Henüz kızarttığım mücverleri servis tabağına alırken bir taraftan da salata için yeşillikleri yıkayan Esma'yla sohbetime kaldığım yerden devam etmeye çalıştım.

"Son deneme sınavının sonucu nasıl geldi kuzum? Her şey yolunda, derslerini ihmal etmiyorsun, değil mi?"

"Sayenizde iyi abla, sen merak etme."

Bu hayatta bana abla diye hitap etmesine sinir olmadığım, aksine sevdiğim tek insan Esma olabilir herhalde. Beline kadar uzanan siyah dalgalı saçlarını temiz elimle okşayarak ona gülümsedim.

"Aferin sana, benim zaten güvenim tam, şüphem yok senden yana."

Yıkadığı yeşilliklerin suyunu süzdürerek doğrama tahtasının üstüne koydum ve bu sırada Asiye annenin yanında içeride oturan Pelin de kalkıp mutfağa, yanımıza geldi.

"Şiştim içeride sizi beklerken. Rüya yemin ediyorum içinden Arda Türkmen çıktı. Evi restorana çevirdin resmen."

"Şu arkadaşları doğradıktan sonra geleceğim içeriye, ne yapayım Ömer iki saat sonra işten  gelecek. Sosunu da o zaman dökeriz. Hazır olsun şimdiden bunlar. Sofrasına salatasız oturamaz şimdi lordumuz."

"Oturamıyorsa kendi yapsın salatasını."

"Sabah yine çok erken çıktı evden, yoruluyor tüm gün. Bugün de bir iki yerle görüşecekti. İnşallah iyi haberlerle gelir. Morali bozukken de hiç çekilmiyor. Sabah sabah kol düğmesini bulamadı, sonra bir de bana soruyor nerede bu diye."

"Hadi canım, Ömer gibi düzenli bir adam mı sana soruyor?"

Sürekli evde ayrı işte ayrı çalışırsa olacağı bu, su kaynattı adam.

"Bu böyle olmayacak Pelo, benim bir iş bulmam lazım."

"Hayda... Kızım sizin durumunuz o kadar mı kötü?"

"O yüzden değil herhalde.
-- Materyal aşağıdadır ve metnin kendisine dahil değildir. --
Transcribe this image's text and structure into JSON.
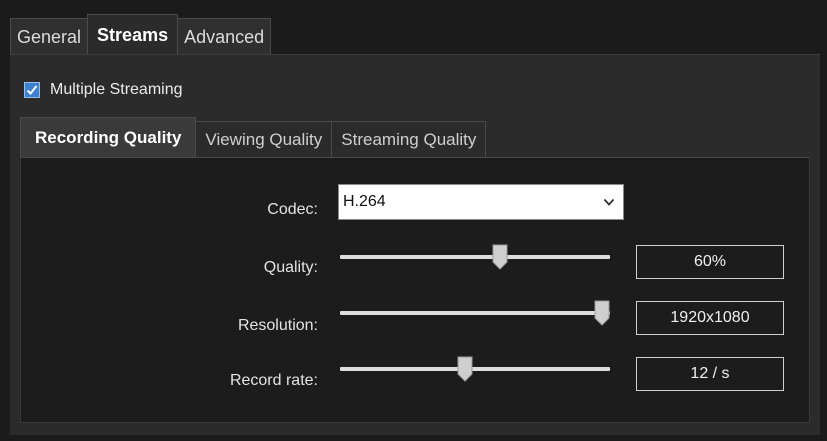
{
  "top_tabs": [
    {
      "label": "General",
      "active": false
    },
    {
      "label": "Streams",
      "active": true
    },
    {
      "label": "Advanced",
      "active": false
    }
  ],
  "multiple_streaming": {
    "label": "Multiple Streaming",
    "checked": true
  },
  "inner_tabs": [
    {
      "label": "Recording Quality",
      "active": true
    },
    {
      "label": "Viewing Quality",
      "active": false
    },
    {
      "label": "Streaming Quality",
      "active": false
    }
  ],
  "form": {
    "codec": {
      "label": "Codec:",
      "value": "H.264"
    },
    "quality": {
      "label": "Quality:",
      "value_text": "60%",
      "slider_fraction": 0.6
    },
    "resolution": {
      "label": "Resolution:",
      "value_text": "1920x1080",
      "slider_fraction": 1.0
    },
    "record_rate": {
      "label": "Record rate:",
      "value_text": "12 / s",
      "slider_fraction": 0.46
    }
  },
  "colors": {
    "checkbox_fill": "#3d7fd1",
    "background": "#1b1b1b"
  }
}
Baksana benim hayatım mutfakta geçiyor."

"Restorana mı döneceksin?"

Kendimi oyalar gibi kocamın babasının iş yerinde mi çalışacağım yani? Üstelik kimse teklifte bulunmazken kendi kendime gidip arsızlıkla çalışamam orada.

"Restoran bensiz gayet iyi idare ediyor. Ben en iyisi annemlerin yanına, esnaf lokantasına döneyim diyorum."

"Nereden çıktı şimdi o? Ömer izin vermez senin orada çalışmana."

Doğru duyduğumdan emin olamayarak baktım arkadaşımın yüzüne.

"Ömer'den niye izin alayım ki ben çalışmak için? Hele ki annemlerin yanında çalışmak için."

"O anlamda söylemedim. Sadece sen hep orada çalışmaktan nefret ederdin. Hepimiz biliyoruz bunu. Ömer sen rahat et diye bu kadar çalışıyor, düzeninizi korumaya çalışıyor. Niye kendini yoracaksın ki orada?"

"Çünkü ben orada işe yaradığımı hissediyorum. Pelin ben bir birey olarak var olmaya çalışıyorum. Beni mutlu edecek bir şeyler bulmak zorundayım. Evde kocamın çamaşırlarını yıkayıp çoraplarını ütülerken mutluluk şarkıları söyleyemiyorum ne yazık ki."

Pelin'e laf yetiştireceğim diye bıçak elimden kaydı ve işaret parmağım kesilince kendi kendime homurdanarak işi bıraktım.

"Senin sinirlerin bozulmuş. Biri canını sıkacak bir şey mi söyledi?"

"Dün Ömer'in arkadaşları bizdeydi ya, o Furkan'ın karısı dişlek Gülçin sinirlerimi zıplattı. Kadınların kocalarının gölgesi olacağına kendi ayakları üzerinde durarak tek başına var olmayı bilmesi gerekiyormuş. Ömer gibi kariyer sahibi bir kocam varken ben evde oturup çocuk mu büyütecekmişim. Bu bizim ortak paylaşımlarımızı azaltırmış. Zamanla yok olup gidermişim ben."